When you want to make sense of data around you every day, knowing how and when to use data analysis techniques and formulas of statistics will help.
Understanding formulas for common statistics
The most common descriptive statistics are as following, along with the formulas and short description of what each one measures.
1. Population
The entire group one desires information about.
2. Sample
A subset of the population selected according to some scheme.
3. Mean
Used for measure of centre; affected by outliers
Population mean | Sample mean |
\(\mu=\frac{1}{N}\sum_{i=1}^{N}x_i\) | \(\bar{x}=\frac{1}{n}\sum_{i=1}^{n}x_i\) |
3. Variance
Used for measure of variation
Population variance | Sample variance |
\(\delta^2=\frac{\sum(x-\mu)^2}{N}\) | \(s^2=\frac{\sum(x-\bar{x})^2}{n-1}\) |
4. Correlation coefficient
Pearson correlation (r)
\(r=\frac{1}{n-1}\frac{\sum(x-\bar{x})(y-\bar{y})}{s_x s_y}\)
Handling statistical hypothesis tests
1. Z-statistic
Used when the standard deviation is known. The sample must be drawn from a normal distribution or have a sample size (n) at least 30.
\(z=\frac{\bar{x}-\mu}{\delta/\sqrt{n}}\), where \(\mu\) = population mean (either known or hypothesis under \(H_{o}\))

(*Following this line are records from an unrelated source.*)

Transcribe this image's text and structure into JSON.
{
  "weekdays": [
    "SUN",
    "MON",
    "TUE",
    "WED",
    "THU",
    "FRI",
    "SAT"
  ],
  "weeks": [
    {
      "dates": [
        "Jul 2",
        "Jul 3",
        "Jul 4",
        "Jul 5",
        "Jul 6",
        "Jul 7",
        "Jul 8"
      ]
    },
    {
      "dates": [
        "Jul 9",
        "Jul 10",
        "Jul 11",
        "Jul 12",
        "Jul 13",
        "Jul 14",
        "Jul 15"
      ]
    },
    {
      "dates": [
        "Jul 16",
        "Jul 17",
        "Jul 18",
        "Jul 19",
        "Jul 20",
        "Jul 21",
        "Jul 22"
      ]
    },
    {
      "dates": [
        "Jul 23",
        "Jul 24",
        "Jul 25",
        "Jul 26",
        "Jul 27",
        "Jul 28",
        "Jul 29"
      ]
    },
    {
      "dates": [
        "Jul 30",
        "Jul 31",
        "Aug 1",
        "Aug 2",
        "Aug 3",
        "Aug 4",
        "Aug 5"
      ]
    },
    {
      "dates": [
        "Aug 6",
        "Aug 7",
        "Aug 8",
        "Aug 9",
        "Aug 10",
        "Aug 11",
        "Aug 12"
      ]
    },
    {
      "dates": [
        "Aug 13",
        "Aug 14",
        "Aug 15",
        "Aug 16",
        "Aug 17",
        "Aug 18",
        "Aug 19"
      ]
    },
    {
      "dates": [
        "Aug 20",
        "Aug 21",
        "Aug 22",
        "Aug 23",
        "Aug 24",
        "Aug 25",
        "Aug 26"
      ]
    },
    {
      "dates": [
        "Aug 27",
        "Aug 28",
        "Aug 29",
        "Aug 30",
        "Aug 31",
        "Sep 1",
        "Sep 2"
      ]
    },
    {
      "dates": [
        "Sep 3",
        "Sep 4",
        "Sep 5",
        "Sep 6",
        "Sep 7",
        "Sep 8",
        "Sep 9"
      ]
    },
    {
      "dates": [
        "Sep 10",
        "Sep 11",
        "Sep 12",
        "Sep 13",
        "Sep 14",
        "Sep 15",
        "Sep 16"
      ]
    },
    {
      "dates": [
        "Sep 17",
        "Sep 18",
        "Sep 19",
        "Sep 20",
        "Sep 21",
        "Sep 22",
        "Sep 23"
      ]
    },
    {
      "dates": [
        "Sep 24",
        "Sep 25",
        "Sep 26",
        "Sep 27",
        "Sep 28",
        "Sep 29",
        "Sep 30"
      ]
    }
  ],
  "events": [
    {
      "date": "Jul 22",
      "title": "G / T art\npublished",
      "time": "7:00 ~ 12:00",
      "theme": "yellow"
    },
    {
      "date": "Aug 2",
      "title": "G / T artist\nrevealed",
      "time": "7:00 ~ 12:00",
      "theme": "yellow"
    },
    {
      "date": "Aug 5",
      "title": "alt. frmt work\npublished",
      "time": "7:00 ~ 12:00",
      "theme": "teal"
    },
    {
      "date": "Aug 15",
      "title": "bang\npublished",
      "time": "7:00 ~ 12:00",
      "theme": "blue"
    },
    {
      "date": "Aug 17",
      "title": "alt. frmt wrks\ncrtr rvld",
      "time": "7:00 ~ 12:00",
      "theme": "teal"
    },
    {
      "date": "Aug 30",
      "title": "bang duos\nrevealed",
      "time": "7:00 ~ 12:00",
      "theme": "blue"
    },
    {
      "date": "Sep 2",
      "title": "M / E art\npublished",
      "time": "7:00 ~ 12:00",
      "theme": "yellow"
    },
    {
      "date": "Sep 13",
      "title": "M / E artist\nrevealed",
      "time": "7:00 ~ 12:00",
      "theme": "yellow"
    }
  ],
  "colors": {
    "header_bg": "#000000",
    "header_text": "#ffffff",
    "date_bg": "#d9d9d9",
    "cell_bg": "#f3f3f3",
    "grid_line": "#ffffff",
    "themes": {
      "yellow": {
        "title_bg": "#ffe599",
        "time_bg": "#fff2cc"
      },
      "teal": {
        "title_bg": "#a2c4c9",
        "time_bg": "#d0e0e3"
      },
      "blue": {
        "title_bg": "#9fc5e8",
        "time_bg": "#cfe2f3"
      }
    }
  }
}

Confidence interval-Interval within which we may consider a hypothesis tenable. Common confidence intervals are 90%, 95% and 99%.
\(1-\alpha\) confidence interval for \(\mu\):
\(\bar{x}-z_{\alpha/2}(\delta/\sqrt{n})\leq\mu\leq\bar{x}+z_{\alpha/2}(\delta/\sqrt{n})\)
where \(z_{\alpha/2}\) is the value of the standard normal variable z that puts \(\alpha/2\) percent in each tail of the distribution.
2. t-statistic
Used when the standard deviation is unknown. use of Student's t distribution.
One sample: tests whether the mean of a normally distributed population is different from a specified value.
\(t=\frac{\bar{x}-\mu}{s/\sqrt{n}}\), where degree of freedom (df) = n-1
Two samples: tests whether the means of two populations are significantly different from one another.
\(t=\frac{\bar{x_1}-\bar{x_2}}{\sqrt{\frac{{s_1}^2}{n_1}+\frac{{s_2}^2}{n_2}}}\), where degree of freedom (df) = \(n_1+n_2-2\)
3. Analysis of variance (ANOVA)
\(H_{o}:\mu_1=\mu_2=\mu_3\)
\(H_{1}:\)at least one pair of samples is significantly different.
Grand mean \(\bar{x}_G \)(mean of sample mean)
\(\bar{x}_G=\frac{\bar{x}_1+\dots+\bar{x}_k}{k}\)
Between-Group Variance- reflects the magnitude of differences among the group means.
\(BGV=\frac{\sum n_k(\bar{x}_k-\bar{x}_G)^2}{K-1}\), where \(n_k\) is the sample size of each group, \(K\) is the group number.
Within-Group Variance- reflects the dispersion within each group.
\(WGV=\frac{\sum\sum(x_i-\bar{x}_k)^2}{N-K}\), where \(N\) is the total number of all groups, \(K\) is the group number.
Use F-ratio: \(F=\frac{BGV}{WGV}\), where degree of freedom is K-1 and N-K
4. Chi-squared test
For goodness of fit:Checks whether or not an observed pattern of data fits some given distribution.
\(\chi^2=\sum\frac{(O-E)^2}{E}\), where O is the observed value and E is the expected value
Degrees of freedom = number of categories in the distribution -1
For independence:Checks whether two categorical variables are related or not.
\(\chi^2=\sum\frac{(O-E)^2}{E}\), where O is the observed value and E is the expected value.
Degrees of freedom = (r-1)(c-1), r is the number of rows and c is the number of columns.